With 1.8 million people killed each year by TB and more than 2 billion people worldwide infected with the bacteria that causes the disease, it is clear that BCG offers limited protection and there is an urgent need for more effective vaccines against TB.

MVA85A is a vaccine designed to be given after BCG to boost the body’s immune response and improve protection against TB. Originally developed by Dr Helen McShane at the University of Oxford with funding from the Wellcome Trust and the Medical Research Council (MRC), it has already been shown to be safe and capable of eliciting powerful immune responses in clinical trials in adults in the UK, Gambia and South Africa. This is the first trial to evaluate safety of the vaccine in infants.

Standard childhood vaccinations are given routinely as part of a schedule known as the Expanded Program on Immunisation (EPI) which helps to improve vaccine coverage in the population by reducing the number of visits to the clinic required. The schedule includes vaccines for diphtheria, tetanus and whooping cough, as well as the current vaccine for TB, Bacille Calmette-Guérin (BCG). The aim is to vaccinate children in early infancy, in order to protect them from disease as early as possible.

The purpose of the study was to assess whether MVA85A can stimulate immune responses against the tuberculosis bacteria in infants and whether it could feasibly be given at the same time as other childhood vaccines as part of the EPI.

The randomised trial, funded by the Medical Research Council, the Wellcome Trust and the European Commission, involved 214 healthy 4-month-old infants who had already received BCG at birth.
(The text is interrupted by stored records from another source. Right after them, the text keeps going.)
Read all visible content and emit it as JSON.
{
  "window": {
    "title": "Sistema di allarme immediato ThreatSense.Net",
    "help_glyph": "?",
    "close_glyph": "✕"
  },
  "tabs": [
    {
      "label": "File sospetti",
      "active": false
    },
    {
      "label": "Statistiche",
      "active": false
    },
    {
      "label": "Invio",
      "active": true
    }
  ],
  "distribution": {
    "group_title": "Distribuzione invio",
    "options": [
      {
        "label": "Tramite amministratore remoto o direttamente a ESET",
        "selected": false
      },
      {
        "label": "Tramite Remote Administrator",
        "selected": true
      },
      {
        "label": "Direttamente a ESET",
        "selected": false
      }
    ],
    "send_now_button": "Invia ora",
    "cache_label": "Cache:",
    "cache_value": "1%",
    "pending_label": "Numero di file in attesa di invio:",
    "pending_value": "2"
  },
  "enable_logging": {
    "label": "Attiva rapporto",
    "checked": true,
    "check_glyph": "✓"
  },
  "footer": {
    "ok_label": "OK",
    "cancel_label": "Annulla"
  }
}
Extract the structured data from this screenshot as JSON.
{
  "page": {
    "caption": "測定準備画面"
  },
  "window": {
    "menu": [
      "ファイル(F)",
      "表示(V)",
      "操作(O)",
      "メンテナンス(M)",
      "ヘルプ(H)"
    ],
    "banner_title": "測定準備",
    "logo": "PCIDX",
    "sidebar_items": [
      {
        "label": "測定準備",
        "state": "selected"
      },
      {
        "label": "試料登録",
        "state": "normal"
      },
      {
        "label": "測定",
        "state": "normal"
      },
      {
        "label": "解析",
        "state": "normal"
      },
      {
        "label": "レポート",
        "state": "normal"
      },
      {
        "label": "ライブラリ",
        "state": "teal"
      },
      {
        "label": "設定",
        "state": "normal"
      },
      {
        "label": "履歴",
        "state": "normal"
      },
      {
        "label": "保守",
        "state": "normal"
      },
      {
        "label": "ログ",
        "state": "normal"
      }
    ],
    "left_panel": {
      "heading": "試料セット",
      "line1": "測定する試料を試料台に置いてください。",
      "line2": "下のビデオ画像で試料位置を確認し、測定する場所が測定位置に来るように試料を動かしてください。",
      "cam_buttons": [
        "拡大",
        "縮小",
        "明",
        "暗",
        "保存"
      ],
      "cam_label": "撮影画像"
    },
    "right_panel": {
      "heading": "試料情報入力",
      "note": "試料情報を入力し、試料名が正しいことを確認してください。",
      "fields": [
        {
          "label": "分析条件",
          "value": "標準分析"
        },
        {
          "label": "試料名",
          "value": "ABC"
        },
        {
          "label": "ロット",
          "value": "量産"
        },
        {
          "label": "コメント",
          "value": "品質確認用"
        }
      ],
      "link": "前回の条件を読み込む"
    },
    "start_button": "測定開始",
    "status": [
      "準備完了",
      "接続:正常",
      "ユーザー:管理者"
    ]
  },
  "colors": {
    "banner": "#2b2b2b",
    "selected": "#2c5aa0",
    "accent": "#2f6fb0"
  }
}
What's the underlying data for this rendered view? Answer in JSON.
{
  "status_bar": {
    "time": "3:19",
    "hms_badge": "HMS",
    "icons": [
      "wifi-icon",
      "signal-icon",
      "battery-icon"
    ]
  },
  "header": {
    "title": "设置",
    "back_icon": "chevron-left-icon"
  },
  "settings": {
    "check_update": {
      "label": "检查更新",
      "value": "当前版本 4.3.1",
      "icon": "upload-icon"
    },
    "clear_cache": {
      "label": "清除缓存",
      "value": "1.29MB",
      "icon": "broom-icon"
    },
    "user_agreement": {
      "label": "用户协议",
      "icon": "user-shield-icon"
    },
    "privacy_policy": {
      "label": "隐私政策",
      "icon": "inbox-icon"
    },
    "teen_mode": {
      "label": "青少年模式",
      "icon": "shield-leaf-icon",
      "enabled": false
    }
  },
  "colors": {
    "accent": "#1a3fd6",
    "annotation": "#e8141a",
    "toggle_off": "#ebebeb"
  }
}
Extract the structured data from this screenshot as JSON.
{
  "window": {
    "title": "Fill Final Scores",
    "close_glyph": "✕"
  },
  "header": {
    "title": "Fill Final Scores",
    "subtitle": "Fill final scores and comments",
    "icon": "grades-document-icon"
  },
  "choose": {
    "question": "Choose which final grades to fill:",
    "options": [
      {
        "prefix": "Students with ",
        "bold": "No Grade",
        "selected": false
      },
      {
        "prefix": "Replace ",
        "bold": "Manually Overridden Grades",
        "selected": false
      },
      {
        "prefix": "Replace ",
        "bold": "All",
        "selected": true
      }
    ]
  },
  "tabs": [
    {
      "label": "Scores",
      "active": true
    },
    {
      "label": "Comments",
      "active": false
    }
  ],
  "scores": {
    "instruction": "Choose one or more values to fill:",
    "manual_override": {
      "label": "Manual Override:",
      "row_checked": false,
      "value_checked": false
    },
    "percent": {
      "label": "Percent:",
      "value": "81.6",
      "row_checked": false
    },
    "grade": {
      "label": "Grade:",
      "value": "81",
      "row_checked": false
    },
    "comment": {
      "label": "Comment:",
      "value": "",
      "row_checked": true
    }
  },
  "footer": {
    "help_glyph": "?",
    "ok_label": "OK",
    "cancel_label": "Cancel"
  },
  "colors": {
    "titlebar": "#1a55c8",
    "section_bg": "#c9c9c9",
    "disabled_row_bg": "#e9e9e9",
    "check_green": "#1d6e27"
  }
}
Children were given either EPI alone, MVA85A alone, or MVA85A in conjunction with EPI.

Overall, MVA85A was deemed to be safe, well tolerated and induced a strong immune response. Importantly, the responses to the standard EPI vaccines were not affected by giving MVA85A at the same time. However, the immune response to MVA85A was lower in infants who received it in conjunction with EPI vaccines compared with those that received the new vaccine alone.

Dr Martin Ota, who led the study at the Medical Research Council (MRC) Unit in The Gambia, welcomes the results:

“These important results highlight that we have a real opportunity to make sure that children are protected in the future against tuberculosis by introducing effective and well-timed immunisation programmes. This can only be achieved with robust information gathered from well-conducted clinical trials such as this.”

Dr McShane, a Wellcome Trust Senior Clinical Research Fellow at the University of Oxford, explains:

“It’s reassuring to see that MVA85A does not affect immunity to the other vaccines that are included in the EPI and important to see that it is safe in infants. This study will help us determine the best way to integrate MVA85A into routine infant immunisation schedules in future. We don’t yet know how the immune response we generate with MVA85A relates to protection from TB and we are currently conducting an efficacy trial of a higher dose of the vaccine in South African BCG-vaccinated infants to assess this. The results of this trial will be available in 2012.”